Storage for Video editing

AIC/T-win/X-store had a few interesting storage solutions, but the AIC XJ-SA12-212R was the most original one. The SAS JBOD enclosure has a small PCI Express board or target adapter that connects directly to a PCI express card (host adapter) in your server board.

Using a PCI-E x8 card, the storage enclosure should be able to stream up to 2GB per second (or 20 Gbps).

Traditionally, JBODs are connected via an Infiniband connector, which requires quite a bit of conversions from one protocol to another. With the AIC XJ-SA12-212R, latency should be lower as you get end-to-end PCI Express all the way to the drives. The enclosure consists of two 6-disk HDD bricks that are relatively easy to remove and transport. AIC believes that this kind of enclosure is ideal for the video editing people who like to carry their data from the filming location to the editing location. This is the faster, larger, and heavier version of your average portable disk drive.

Other storage tidbits

Promise, which has been focused on the low cost ATA and SATA market, has finally produced its own SAS controllers. Four different SuperTrak controllers have128MB to 256MB data cache onboard and can be equipped with a 72-hour battery backup unit (BBU). Each card has an x8 PCI-E interface and features RAID 5 and RAID 6 support. The black box standing up in the following picture is the BBU.

Seagate's newest Cheetah drives (3.5" 15,000RPM) are now also available as 450GB drives. Atto Technology showcased their 8Gbps Celerity Fibre Channel host bus adapter (HBA). Fibre channel is thus getting ready to double the maximum bandwidth once again.

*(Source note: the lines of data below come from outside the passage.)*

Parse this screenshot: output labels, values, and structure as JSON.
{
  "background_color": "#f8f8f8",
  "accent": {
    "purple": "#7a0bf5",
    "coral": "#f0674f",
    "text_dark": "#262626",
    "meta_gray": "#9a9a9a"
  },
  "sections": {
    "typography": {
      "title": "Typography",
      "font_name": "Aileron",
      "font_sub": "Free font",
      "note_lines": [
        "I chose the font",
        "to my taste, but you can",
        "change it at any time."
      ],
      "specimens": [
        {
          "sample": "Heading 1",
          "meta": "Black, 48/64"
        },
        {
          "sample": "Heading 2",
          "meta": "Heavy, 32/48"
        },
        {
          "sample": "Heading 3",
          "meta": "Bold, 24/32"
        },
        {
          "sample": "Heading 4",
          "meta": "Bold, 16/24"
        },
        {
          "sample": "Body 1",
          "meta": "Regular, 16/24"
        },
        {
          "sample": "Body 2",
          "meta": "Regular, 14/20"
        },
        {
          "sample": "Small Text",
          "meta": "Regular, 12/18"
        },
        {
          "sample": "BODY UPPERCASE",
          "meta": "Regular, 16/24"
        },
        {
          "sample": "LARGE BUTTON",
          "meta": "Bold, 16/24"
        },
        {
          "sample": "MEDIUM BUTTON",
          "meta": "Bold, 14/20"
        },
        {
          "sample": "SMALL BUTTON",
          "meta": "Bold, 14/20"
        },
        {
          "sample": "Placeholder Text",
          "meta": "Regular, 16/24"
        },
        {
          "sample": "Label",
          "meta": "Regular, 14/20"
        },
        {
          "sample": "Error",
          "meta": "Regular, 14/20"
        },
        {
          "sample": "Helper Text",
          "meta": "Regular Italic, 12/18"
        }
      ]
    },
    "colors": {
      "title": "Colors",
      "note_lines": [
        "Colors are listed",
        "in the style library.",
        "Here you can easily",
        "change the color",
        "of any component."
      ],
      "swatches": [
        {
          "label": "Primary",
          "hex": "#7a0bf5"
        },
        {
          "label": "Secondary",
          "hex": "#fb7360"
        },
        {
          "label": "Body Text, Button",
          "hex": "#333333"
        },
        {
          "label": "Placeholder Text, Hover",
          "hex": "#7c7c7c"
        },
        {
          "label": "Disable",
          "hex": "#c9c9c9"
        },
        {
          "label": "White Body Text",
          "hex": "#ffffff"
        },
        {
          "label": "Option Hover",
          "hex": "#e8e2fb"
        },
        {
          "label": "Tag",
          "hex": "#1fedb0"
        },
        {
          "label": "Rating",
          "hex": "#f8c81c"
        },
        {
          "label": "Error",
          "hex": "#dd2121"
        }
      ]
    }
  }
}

Thecus - founded only a few years ago (2004) - showed off the N5200Pro, an SMB NAS device that can also be turned into an iSCSI device (running a Linux iSCSI target but of course compatible with MS' iSCSI initiator). You can also combine this storage device with an IP camera.

NAS devices for SMBs have disappointed many people, as most of them are incredibly slow when you want to perform a backup. Despite being tested with a rather sequential access pattern, you get a meager 20-25 MB/s. Considering that these devices are equipped with more than one modern SATA drive, have a gigabit interface that is capable of 110 MB/s, and even our 2.5" LaCie portable USB disk can read data faster than that, this is simply ridiculous. Thecus promises that this should not be the case with the N5200Pro as the Mobile Celeron 1.5 GHz inside should be powerful enough to offer much better data rates. The N5200Pro is capable of RAID 0, 1, 5, 10 and even RAID 6. Hot spares are also supported.